Friday, 10 September 2010

One ‘No’ too many - it's not easy being teen!

Last Wednesday night I was walking down the pub to meet my mate for a pint. 
Towering dark shower clouds were speeding across the blue sky above Galway Bay, the low Autumn sun dazzling my eyes. People of all shapes, sizes and speeds were striding along the Prom.

For a moment all was right with my world.

Deciding to cut across the park I chose a diagonal path next to a flat sweep of lush Irish lawn. Passing a signpost I found myself swinging my head back to see what it said.

No Littering. 
No Camping. 
No Ball Sports.

Aye and triple aye to the first ‘No’. Can’t stand the way ye lads litter up your own country. To an alien like this Englishman it seems sometimes you’re not proud enough of what you fought so long to own.
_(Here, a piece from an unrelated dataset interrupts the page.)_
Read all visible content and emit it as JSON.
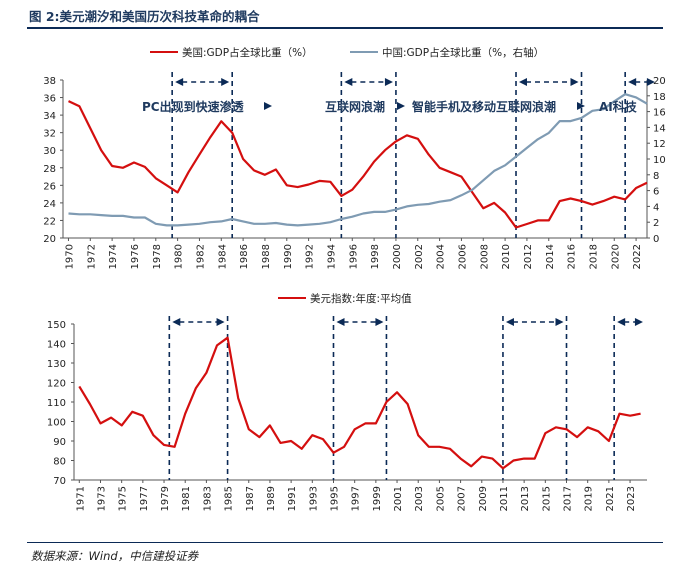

As for the second ‘No’, well, yeh, I suppose it wouldn’t be right for random hosteleros to pitch camp willy nilly. Wouldn’t worry me, to be honest, but I can see that causing trouble with some types.

But ‘No’ as in ‘No Ball Sports?’
My heart, so freshly risen and daring to feel joy instantly dropped and felt damaged.
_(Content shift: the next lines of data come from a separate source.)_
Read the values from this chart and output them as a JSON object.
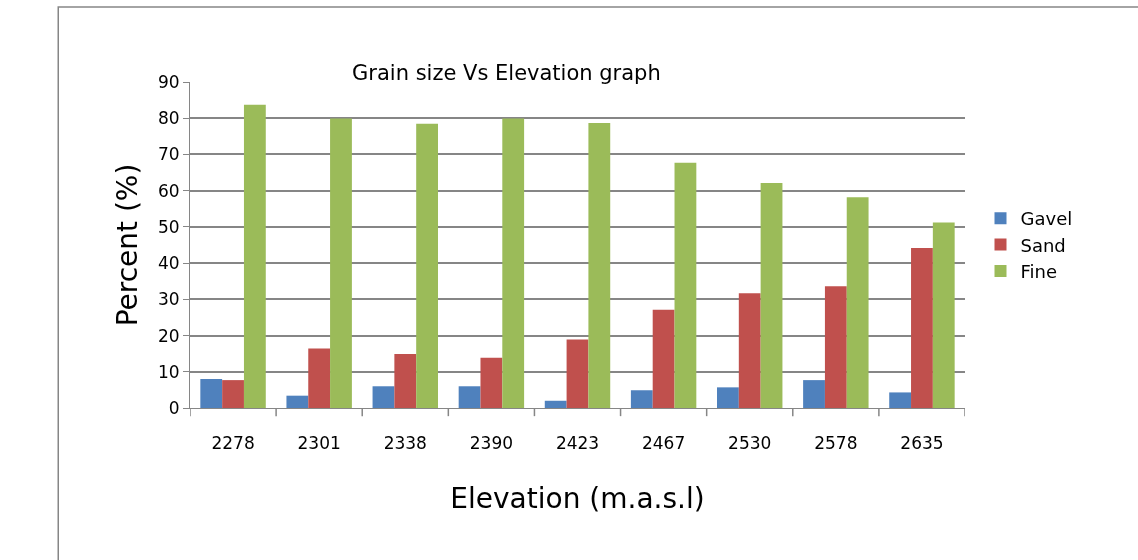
{
  "chart_data": {
    "type": "bar",
    "title": "Grain size Vs Elevation graph",
    "xlabel": "Elevation (m.a.s.l)",
    "ylabel": "Percent (%)",
    "categories": [
      "2278",
      "2301",
      "2338",
      "2390",
      "2423",
      "2467",
      "2530",
      "2578",
      "2635"
    ],
    "series": [
      {
        "name": "Gavel",
        "color": "#4f81bd",
        "values": [
          8.0,
          3.4,
          6.0,
          6.0,
          2.0,
          4.9,
          5.7,
          7.7,
          4.3
        ]
      },
      {
        "name": "Sand",
        "color": "#c0504d",
        "values": [
          7.7,
          16.4,
          14.9,
          13.9,
          18.9,
          27.1,
          31.7,
          33.6,
          44.2
        ]
      },
      {
        "name": "Fine",
        "color": "#9bbb59",
        "values": [
          83.7,
          79.9,
          78.5,
          79.9,
          78.7,
          67.7,
          62.1,
          58.2,
          51.2
        ]
      }
    ],
    "ylim": [
      0,
      90
    ],
    "yticks": [
      0,
      10,
      20,
      30,
      40,
      50,
      60,
      70,
      80,
      90
    ],
    "grid": "y",
    "legend": "right"
  }
}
Yes yes I know that there are nearby roads and balls might run out into those roads and people might get killed and cars might have pile ups.
And yes I know that the grass is there for everyone not just young people and it might end up getting a bit muddy if people played ball sports on it after rain.

But in truth, there aren’t that many cars near this beautiful flat stretch of deep green grass.
And mud is not a rare commodity  in Ireland.

And sad to say, there aren’t any people in the park to be upset about anything. It’s as empty as a politician’s promise.

There are no raggle taggle teams of teenagers here kicking a football around. No pairs of brothers holding hurleys banging a ball. 
No clash of ash. 
No sliding tackles. 
No laughs. 

Nothing. Nobody.

It’s not easy being teen. 
If you stay at home playing Xbox all day you’re told you’re useless and need to go out a get a life. 
If you go out you need money and if you have money you’ll buy a bottle of Buckie which you’ll drink in the park when nobody’s looking. Then you’ll get drunk and throw up or get into a fight and then you’ll be told that you were useless and that you need to go home and get a life.

It’s confusing. And being a teen is confusing enough without authority figures being confusing on top of it all.

What we used to do when we were teens was get a ball and go down the park for a bit of a kick about. 
If it was just me and my mate we’d play penalties.
If there was 3 of us we played 3-and-In, where you’re in goal ‘til one of the other lads scores three goals, and then he’s in goal.
4 lads meant 2-a-side, game on, we’d got ourselves a match. 
Any more than 4 was pure heaven, which could only be improved upon if the older lads turned up , when we played out of our skins to try and impress them.

Now there are no teens playing football in the park. 
One ‘No’ too many.
Teens hear a lot of ‘No’s.
Bit of a kick about with a ball?
Crying bloody shame.


johnbendel said...

I totally agree. We desperately need to involve teens in physical activity, team games and just getting out all that aggression in other ways. With Ireland being so dedicated to so many sports, many of which nobody else in the world plays or understands, it is wrong to ban the age old "kick around".

Charlie Adley said...

As far as the Irish mystery sports are concerned, at least the Irish have the humility to call their GAA Finals the 'All Irelands' rather than the 'World Series'!

And no, I'm not just bashing Americans today, (see comments posted on piece below!), I love Americans. Just can't stand delusions of grandeur.

Anjali Gaur said...

I dont know abt the issues in your country..but yes your writing is quite are able to retain the interest of the reader till the end...i enjoyed reading...

Charlie Adley said...


Thanks for your kind words. Usually comments are made about the content of the blog, so it is especially rewarding to hear that you enjoy my writing.

I suspect that some issues in this country are universal - in the case of this post, the erosion of our freedoms by those who forgot that they are elected to serve us, not govern us.

Just Plain Tired said...

A park without ball playing kids isn't much of a park where I come from. Too many kids sit in front of a computer or video games as it is. Playing ball in a park would be good thing.

Charlie Adley said...

So true, Just Plain Tired. Playing ball in the park is a natural and simple pleasure.

Trouble is, when you can actually 'be' Lionel Messi and Wayne Rooney (excuse my out of datedness here, but Joe Montana and Jerry Rice to you) playing football on your TV, the allure of running around, sweating and getting really messy wanes in the teen mind.

Far from banning it, the Irish should be kicking their teen butts outdoors and introducing the real pleasure of the game to them.